Question: Please help clarify an insurance issue for me. Every year, I come to Hawaii to spend five months here, shipping my vehicle from California. Every year, I encounter problems with the safety check. After my vehicle is received at the Matson terminal, I am given papers that state the requirements of either registering the car or obtaining a temporary "vehicle permit."

To get the permit, I need to get a safety check at an authorized station. These can only be issued, according to my station, if I hold a Hawaii state insurance card. I am insured with State Farm and have nationwide coverage.
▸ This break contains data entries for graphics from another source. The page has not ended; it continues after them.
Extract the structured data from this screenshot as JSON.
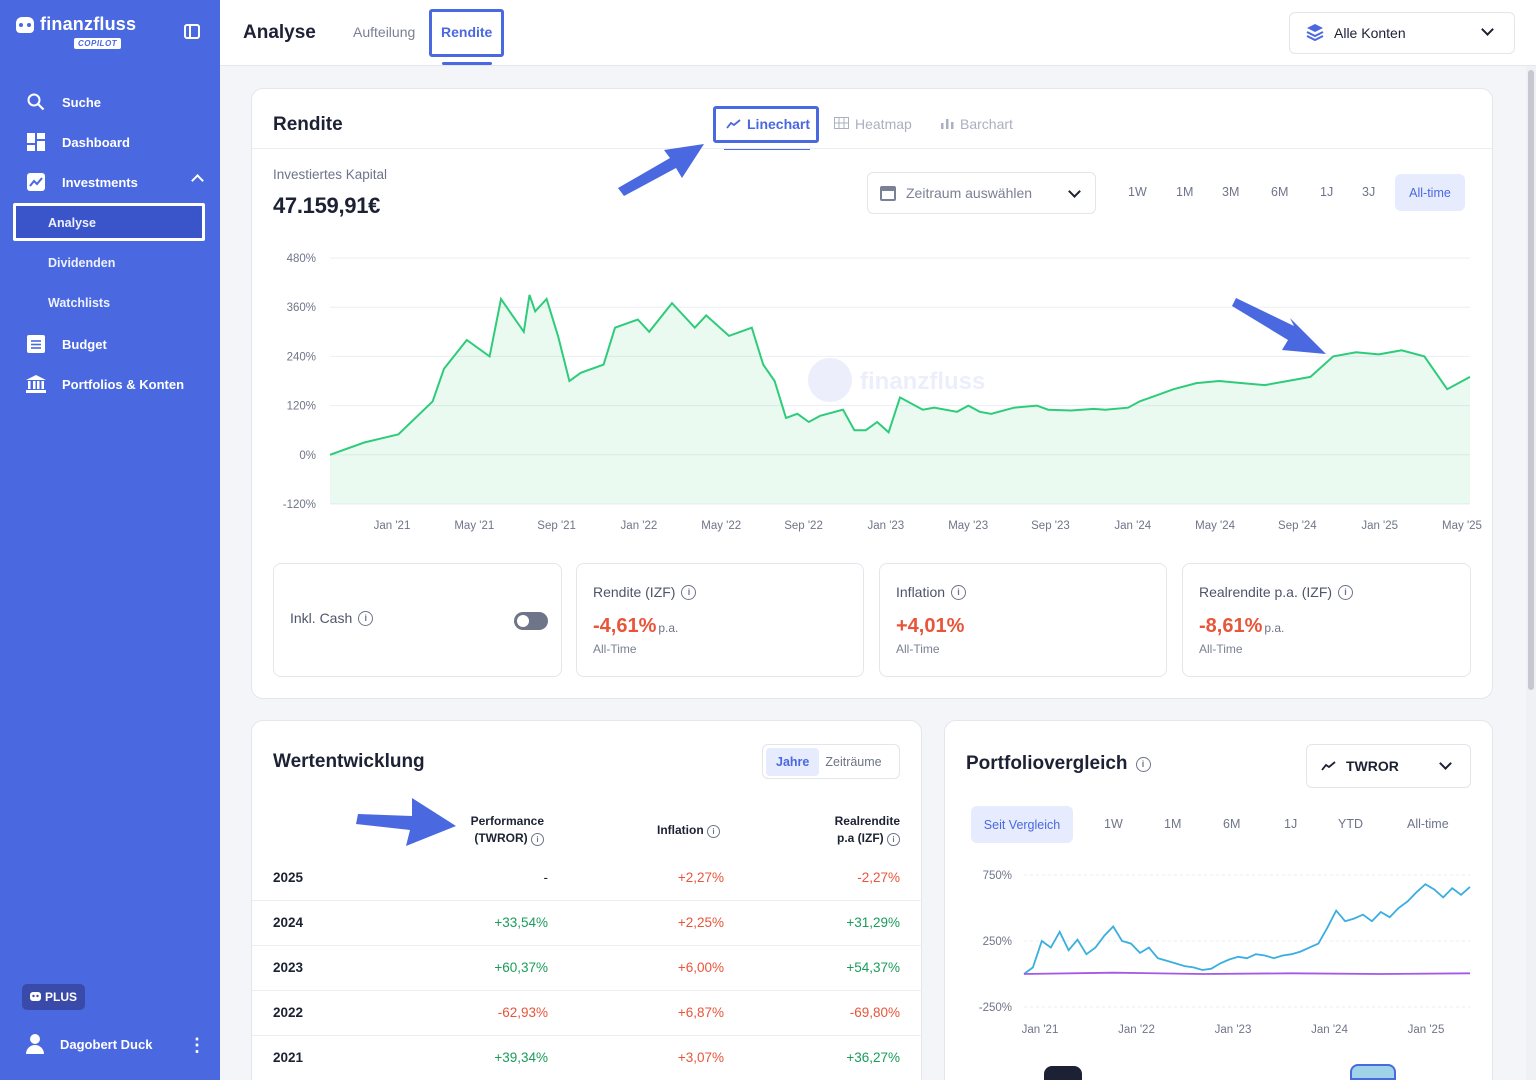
{
  "app": {
    "brand": "finanzfluss",
    "brand_sub": "COPILOT"
  },
  "sidebar": {
    "items": [
      {
        "label": "Suche",
        "icon": "search-icon"
      },
      {
        "label": "Dashboard",
        "icon": "dashboard-icon"
      },
      {
        "label": "Investments",
        "icon": "trend-icon"
      },
      {
        "label": "Budget",
        "icon": "list-icon"
      },
      {
        "label": "Portfolios & Konten",
        "icon": "bank-icon"
      }
    ],
    "sub_items": [
      "Analyse",
      "Dividenden",
      "Watchlists"
    ],
    "plan_badge": "PLUS",
    "user": "Dagobert Duck"
  },
  "header": {
    "title": "Analyse",
    "tabs": [
      "Aufteilung",
      "Rendite"
    ],
    "active_tab": "Rendite",
    "account_select": "Alle Konten"
  },
  "rendite": {
    "title": "Rendite",
    "chart_tabs": [
      "Linechart",
      "Heatmap",
      "Barchart"
    ],
    "kapital_label": "Investiertes Kapital",
    "kapital_value": "47.159,91€",
    "date_placeholder": "Zeitraum auswählen",
    "ranges": [
      "1W",
      "1M",
      "3M",
      "6M",
      "1J",
      "3J",
      "All-time"
    ],
    "active_range": "All-time",
    "watermark": "finanzfluss",
    "stats": {
      "cash_label": "Inkl. Cash",
      "cash_toggle": "off",
      "izf_label": "Rendite (IZF)",
      "izf_value": "-4,61%",
      "izf_unit": "p.a.",
      "izf_sub": "All-Time",
      "infl_label": "Inflation",
      "infl_value": "+4,01%",
      "infl_sub": "All-Time",
      "real_label": "Realrendite p.a. (IZF)",
      "real_value": "-8,61%",
      "real_unit": "p.a.",
      "real_sub": "All-Time"
    }
  },
  "chart_data": [
    {
      "type": "area",
      "ylim": [
        -120,
        480
      ],
      "y_ticks": [
        "480%",
        "360%",
        "240%",
        "120%",
        "0%",
        "-120%"
      ],
      "x_ticks": [
        "Jan '21",
        "May '21",
        "Sep '21",
        "Jan '22",
        "May '22",
        "Sep '22",
        "Jan '23",
        "May '23",
        "Sep '23",
        "Jan '24",
        "May '24",
        "Sep '24",
        "Jan '25",
        "May '25"
      ],
      "color": "#2ecc7a",
      "series": [
        {
          "x": [
            0,
            3,
            6,
            9,
            10,
            12,
            14,
            15,
            17,
            17.5,
            18,
            19,
            20,
            21,
            22,
            24,
            25,
            27,
            28,
            30,
            32,
            33,
            35,
            37,
            38,
            39,
            40,
            41,
            42,
            43,
            45,
            46,
            47,
            48,
            49,
            50,
            52,
            53,
            55,
            56,
            57,
            58,
            60,
            62,
            63,
            65,
            67,
            68,
            70,
            71,
            72,
            74,
            76,
            78,
            80,
            82,
            84,
            86,
            88,
            90,
            92,
            94,
            96,
            98,
            100
          ],
          "y": [
            0,
            30,
            50,
            130,
            210,
            280,
            240,
            380,
            300,
            390,
            350,
            380,
            290,
            180,
            200,
            220,
            310,
            330,
            300,
            370,
            310,
            340,
            290,
            310,
            220,
            180,
            90,
            100,
            80,
            95,
            110,
            60,
            60,
            80,
            55,
            140,
            110,
            115,
            105,
            120,
            105,
            100,
            115,
            120,
            110,
            108,
            112,
            110,
            115,
            130,
            140,
            160,
            175,
            180,
            175,
            170,
            180,
            190,
            240,
            250,
            245,
            255,
            240,
            160,
            190
          ]
        }
      ]
    },
    {
      "type": "line",
      "ylim": [
        -250,
        750
      ],
      "y_ticks": [
        "750%",
        "250%",
        "-250%"
      ],
      "x_ticks": [
        "Jan '21",
        "Jan '22",
        "Jan '23",
        "Jan '24",
        "Jan '25"
      ],
      "series": [
        {
          "color": "#3aaee0",
          "x": [
            0,
            2,
            4,
            6,
            8,
            10,
            12,
            14,
            16,
            18,
            20,
            22,
            24,
            26,
            28,
            30,
            32,
            34,
            36,
            38,
            40,
            42,
            44,
            46,
            48,
            50,
            52,
            54,
            56,
            58,
            60,
            62,
            64,
            66,
            68,
            70,
            72,
            74,
            76,
            78,
            80,
            82,
            84,
            86,
            88,
            90,
            92,
            94,
            96,
            98,
            100
          ],
          "y": [
            0,
            50,
            250,
            200,
            320,
            180,
            260,
            150,
            200,
            290,
            360,
            250,
            230,
            160,
            200,
            120,
            100,
            80,
            60,
            50,
            30,
            40,
            80,
            110,
            130,
            120,
            150,
            140,
            120,
            140,
            150,
            170,
            200,
            230,
            350,
            480,
            400,
            420,
            450,
            400,
            470,
            430,
            500,
            550,
            620,
            680,
            640,
            580,
            650,
            600,
            660
          ]
        },
        {
          "color": "#a259e6",
          "x": [
            0,
            20,
            40,
            60,
            80,
            100
          ],
          "y": [
            0,
            10,
            0,
            5,
            0,
            5
          ]
        }
      ]
    }
  ],
  "wert": {
    "title": "Wertentwicklung",
    "seg": [
      "Jahre",
      "Zeiträume"
    ],
    "active_seg": "Jahre",
    "headers": [
      "Performance",
      "(TWROR)",
      "Inflation",
      "Realrendite",
      "p.a (IZF)"
    ],
    "rows": [
      {
        "year": "2025",
        "perf": "-",
        "infl": "+2,27%",
        "real": "-2,27%",
        "perf_c": "neu",
        "real_c": "neg"
      },
      {
        "year": "2024",
        "perf": "+33,54%",
        "infl": "+2,25%",
        "real": "+31,29%",
        "perf_c": "pos",
        "real_c": "pos"
      },
      {
        "year": "2023",
        "perf": "+60,37%",
        "infl": "+6,00%",
        "real": "+54,37%",
        "perf_c": "pos",
        "real_c": "pos"
      },
      {
        "year": "2022",
        "perf": "-62,93%",
        "infl": "+6,87%",
        "real": "-69,80%",
        "perf_c": "neg",
        "real_c": "neg"
      },
      {
        "year": "2021",
        "perf": "+39,34%",
        "infl": "+3,07%",
        "real": "+36,27%",
        "perf_c": "pos",
        "real_c": "pos"
      }
    ]
  },
  "pv": {
    "title": "Portfoliovergleich",
    "metric": "TWROR",
    "ranges": [
      "Seit Vergleich",
      "1W",
      "1M",
      "6M",
      "1J",
      "YTD",
      "All-time"
    ],
    "active_range": "Seit Vergleich"
  },
  "colors": {
    "accent": "#4a68e0",
    "positive": "#1a9c5b",
    "negative": "#e8553a",
    "chart_line": "#2ecc7a"
  }
}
Evidently, the state of Hawaii does not recognize this coverage, although it far exceeds the coverage offered to Hawaii residents under the Hawaii No-Fault law. Isn't it time that Hawaii recognizes national insurance carriers such as State Farm and national coverages? The red tape I must go through each time I come to the state is simply overbearing and unnecessary.

Answer: The state Insurance Commissioner is being asked to clarify the issue, after we posed your complaint to the state Department of Transportation's Motor Vehicle Safety Office.
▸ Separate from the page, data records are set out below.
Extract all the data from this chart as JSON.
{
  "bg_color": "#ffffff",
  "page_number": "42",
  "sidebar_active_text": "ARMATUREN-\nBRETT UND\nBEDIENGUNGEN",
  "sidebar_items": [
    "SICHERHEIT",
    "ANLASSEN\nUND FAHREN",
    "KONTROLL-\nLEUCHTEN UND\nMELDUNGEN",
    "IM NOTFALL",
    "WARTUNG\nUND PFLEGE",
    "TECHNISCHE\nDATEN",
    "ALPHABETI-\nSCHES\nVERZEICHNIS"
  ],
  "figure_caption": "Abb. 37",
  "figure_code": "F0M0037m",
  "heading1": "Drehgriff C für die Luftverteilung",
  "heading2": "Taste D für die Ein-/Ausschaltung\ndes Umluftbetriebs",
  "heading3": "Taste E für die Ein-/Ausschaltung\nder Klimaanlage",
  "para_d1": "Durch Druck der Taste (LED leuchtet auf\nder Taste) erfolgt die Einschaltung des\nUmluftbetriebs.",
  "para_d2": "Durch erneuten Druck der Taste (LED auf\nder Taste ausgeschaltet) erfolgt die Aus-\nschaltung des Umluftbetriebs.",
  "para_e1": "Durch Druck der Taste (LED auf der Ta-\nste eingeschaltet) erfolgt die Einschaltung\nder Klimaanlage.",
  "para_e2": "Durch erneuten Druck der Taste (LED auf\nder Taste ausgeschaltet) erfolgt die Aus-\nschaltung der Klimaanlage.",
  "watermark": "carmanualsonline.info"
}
An official with the office acknowledged, "We don't have a clear understanding of what the requirements are" and will ask that the matter be "settled once and for all."

However, he said the issue is more complex than it seems and that resolving it may require getting a legal opinion.

Auwe

Why do cars always have to block my mailboxes? I have talked to the local postmaster, and he said that there is no law prohibiting the cars from blocking any mailbox. He did say the mail carrier can refuse to deliver my mail. I think this is very unfair to anyone who has to pick up their mail at the main post office because of the inconsideration of others. -- No Name

(You should try appealing to your neighbors if you're not getting your mail delivered because of the way their car, or friend's car, is parked. The postal service has no jurisdiction over where vehicles are parked, and you should call police if a car is parked illegally, such as too close to a driveway. That said, the U.S. Postal Service's Domestic Mail Manual does address the question of blocked mailboxes, said Lynne Moore, manager of customer services in Hawaii.

("Customers must keep the approach to their mailboxes clear of obstruction to allow safe access for delivery," she said. "If USPS employees are impeded in reaching a mail receptacle, the postmaster may withdraw delivery service."

(In such cases, the carrier involved would make the determination. This would hold whether the carrier is on a "mounted route," in which delivery is made by driving, or by foot.

(In the case of a mounted route, the carrier "must be able to approach the mailbox in the normal way -- driving up to the mailbox," Moore said. However, even a carrier on foot could refuse to deliver mail if he or she were impeded in some other way. An obstruction could be trash piled around a mailbox, or even an aggressive dog, Moore said.)